We went to the nearest one, the name of which eludes me, but it's just down the road, turn, down the road, turn, and there it is. Otherwise, a trudge through one row of houses and a farmer's field, and we're there.

The kids seemed to enjoy themselves, as we took a quick lap around the path around the perimeter of the park. We hung around a bit, as I noticed a slight Autumnal chill in the air for an instant, and Elias played in the sandbox for a bit, before he told me his nose was bleeding. I pulled out a handkerchief and had him hold it to his nose for a while to get the bleeding to stop. He must not have understood me as, when I removed the handkerchief, it was getting rather drenched with blood. We quickly got back to the car, and got home, and he started worrying about the blood. I switched out the bandana (fortunately, I'd chosen the red one, which I think helped keep the panic to a minimum at the park), and got a washcloth soaked in cold water, and told him to hold it to his nose, but to plug his nose and breathe through his mouth.

He cried and fought it for a bit, trying to hang on to the washcloth, and it was turning red, as well.

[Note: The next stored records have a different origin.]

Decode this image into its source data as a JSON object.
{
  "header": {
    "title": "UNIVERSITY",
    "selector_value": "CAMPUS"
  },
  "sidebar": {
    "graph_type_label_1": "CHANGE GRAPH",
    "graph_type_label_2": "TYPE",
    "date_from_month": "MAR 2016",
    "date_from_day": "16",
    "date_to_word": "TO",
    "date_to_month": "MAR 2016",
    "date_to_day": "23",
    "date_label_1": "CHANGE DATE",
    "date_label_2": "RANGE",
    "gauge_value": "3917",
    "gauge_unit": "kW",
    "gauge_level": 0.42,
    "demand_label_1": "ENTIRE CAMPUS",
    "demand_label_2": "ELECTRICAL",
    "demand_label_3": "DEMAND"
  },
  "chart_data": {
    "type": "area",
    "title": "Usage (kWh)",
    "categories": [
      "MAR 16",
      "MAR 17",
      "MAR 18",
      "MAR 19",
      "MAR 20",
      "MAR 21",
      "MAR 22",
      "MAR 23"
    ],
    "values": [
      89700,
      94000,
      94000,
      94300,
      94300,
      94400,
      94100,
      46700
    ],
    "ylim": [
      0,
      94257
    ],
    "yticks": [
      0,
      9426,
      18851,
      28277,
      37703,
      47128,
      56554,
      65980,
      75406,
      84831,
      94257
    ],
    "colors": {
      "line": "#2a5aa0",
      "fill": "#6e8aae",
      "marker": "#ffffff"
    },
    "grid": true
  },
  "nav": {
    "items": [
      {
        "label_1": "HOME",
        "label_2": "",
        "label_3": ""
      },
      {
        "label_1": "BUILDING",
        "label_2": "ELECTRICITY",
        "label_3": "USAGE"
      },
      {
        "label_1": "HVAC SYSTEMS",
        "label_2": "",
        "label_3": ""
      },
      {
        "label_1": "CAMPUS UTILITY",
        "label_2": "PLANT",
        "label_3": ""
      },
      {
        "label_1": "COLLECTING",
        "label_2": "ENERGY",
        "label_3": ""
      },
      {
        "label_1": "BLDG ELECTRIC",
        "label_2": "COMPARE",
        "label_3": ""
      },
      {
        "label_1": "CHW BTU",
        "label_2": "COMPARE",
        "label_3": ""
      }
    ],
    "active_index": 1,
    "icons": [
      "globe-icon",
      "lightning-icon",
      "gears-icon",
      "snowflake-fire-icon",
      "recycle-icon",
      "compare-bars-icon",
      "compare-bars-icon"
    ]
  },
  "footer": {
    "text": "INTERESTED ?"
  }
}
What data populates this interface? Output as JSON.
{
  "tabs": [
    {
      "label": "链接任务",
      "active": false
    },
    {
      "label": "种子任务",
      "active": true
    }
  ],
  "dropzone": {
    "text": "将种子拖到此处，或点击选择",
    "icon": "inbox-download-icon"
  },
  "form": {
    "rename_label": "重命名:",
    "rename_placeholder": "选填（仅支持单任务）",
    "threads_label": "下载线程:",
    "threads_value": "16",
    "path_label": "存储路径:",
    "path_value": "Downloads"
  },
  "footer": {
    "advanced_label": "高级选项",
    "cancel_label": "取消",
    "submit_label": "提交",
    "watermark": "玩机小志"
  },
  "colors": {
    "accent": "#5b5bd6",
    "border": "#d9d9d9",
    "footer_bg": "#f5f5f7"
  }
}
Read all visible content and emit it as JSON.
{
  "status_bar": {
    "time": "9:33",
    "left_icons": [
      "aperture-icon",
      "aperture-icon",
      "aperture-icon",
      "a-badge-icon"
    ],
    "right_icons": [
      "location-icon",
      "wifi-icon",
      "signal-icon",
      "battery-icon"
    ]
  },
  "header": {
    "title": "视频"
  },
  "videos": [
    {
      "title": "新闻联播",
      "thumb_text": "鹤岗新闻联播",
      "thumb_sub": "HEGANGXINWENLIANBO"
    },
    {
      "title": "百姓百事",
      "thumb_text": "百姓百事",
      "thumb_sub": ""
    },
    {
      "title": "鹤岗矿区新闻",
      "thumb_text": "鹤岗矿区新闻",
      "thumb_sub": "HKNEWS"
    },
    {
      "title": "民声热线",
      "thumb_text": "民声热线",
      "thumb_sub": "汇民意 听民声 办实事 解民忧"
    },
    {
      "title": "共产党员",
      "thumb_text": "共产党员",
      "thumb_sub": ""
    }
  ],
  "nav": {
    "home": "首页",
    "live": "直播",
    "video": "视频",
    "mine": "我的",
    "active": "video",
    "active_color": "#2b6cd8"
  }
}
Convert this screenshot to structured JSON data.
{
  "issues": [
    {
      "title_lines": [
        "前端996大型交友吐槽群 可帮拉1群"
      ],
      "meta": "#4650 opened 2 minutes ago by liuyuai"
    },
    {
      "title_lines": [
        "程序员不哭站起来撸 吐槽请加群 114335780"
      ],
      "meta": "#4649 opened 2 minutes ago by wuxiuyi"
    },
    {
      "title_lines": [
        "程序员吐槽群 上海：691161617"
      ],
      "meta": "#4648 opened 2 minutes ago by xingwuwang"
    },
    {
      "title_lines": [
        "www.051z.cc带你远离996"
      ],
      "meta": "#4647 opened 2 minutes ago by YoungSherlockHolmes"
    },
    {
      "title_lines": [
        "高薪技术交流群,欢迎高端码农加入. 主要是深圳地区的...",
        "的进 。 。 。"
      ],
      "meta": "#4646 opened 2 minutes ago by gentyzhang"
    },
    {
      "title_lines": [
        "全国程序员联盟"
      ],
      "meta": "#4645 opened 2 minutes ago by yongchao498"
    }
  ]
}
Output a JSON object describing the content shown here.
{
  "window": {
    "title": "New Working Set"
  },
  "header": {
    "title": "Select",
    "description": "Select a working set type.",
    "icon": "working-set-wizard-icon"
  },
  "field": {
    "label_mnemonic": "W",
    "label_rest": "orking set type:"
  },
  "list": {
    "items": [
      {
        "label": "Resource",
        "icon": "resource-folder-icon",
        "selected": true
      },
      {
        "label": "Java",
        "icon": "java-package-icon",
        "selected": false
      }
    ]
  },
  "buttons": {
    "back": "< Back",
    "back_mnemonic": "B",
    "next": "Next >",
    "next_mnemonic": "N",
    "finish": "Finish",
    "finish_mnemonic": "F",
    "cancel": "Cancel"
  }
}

I observed it's very hard to get a person to keep calm in these situations, especially where blood is concerned, and, well, this was also very new to him, so, yeah, of course he panicked.

Eventually, I got him to just plug his nose, and I was able to take the washcloth away. He calmed some more, and before long, yes, the blood stopped, but if that wasn't a lesson in controlling panic...

I'm proud of him, just the same for getting a grip and following my directions. I got another lesson in rearing kids (and a bit of human nature, as well), and Elias got one of his first lessons in what the military used to call, "Self-aid and buddy care."


Blogger Giggles said...

I probably panicked with my first bloody nose, but they became so regular that it got to the point that it was the panic of those around me that would annoy me while I calmly took care of the situation.

I'll have to remember the red handkerchief technique. That was fortunate.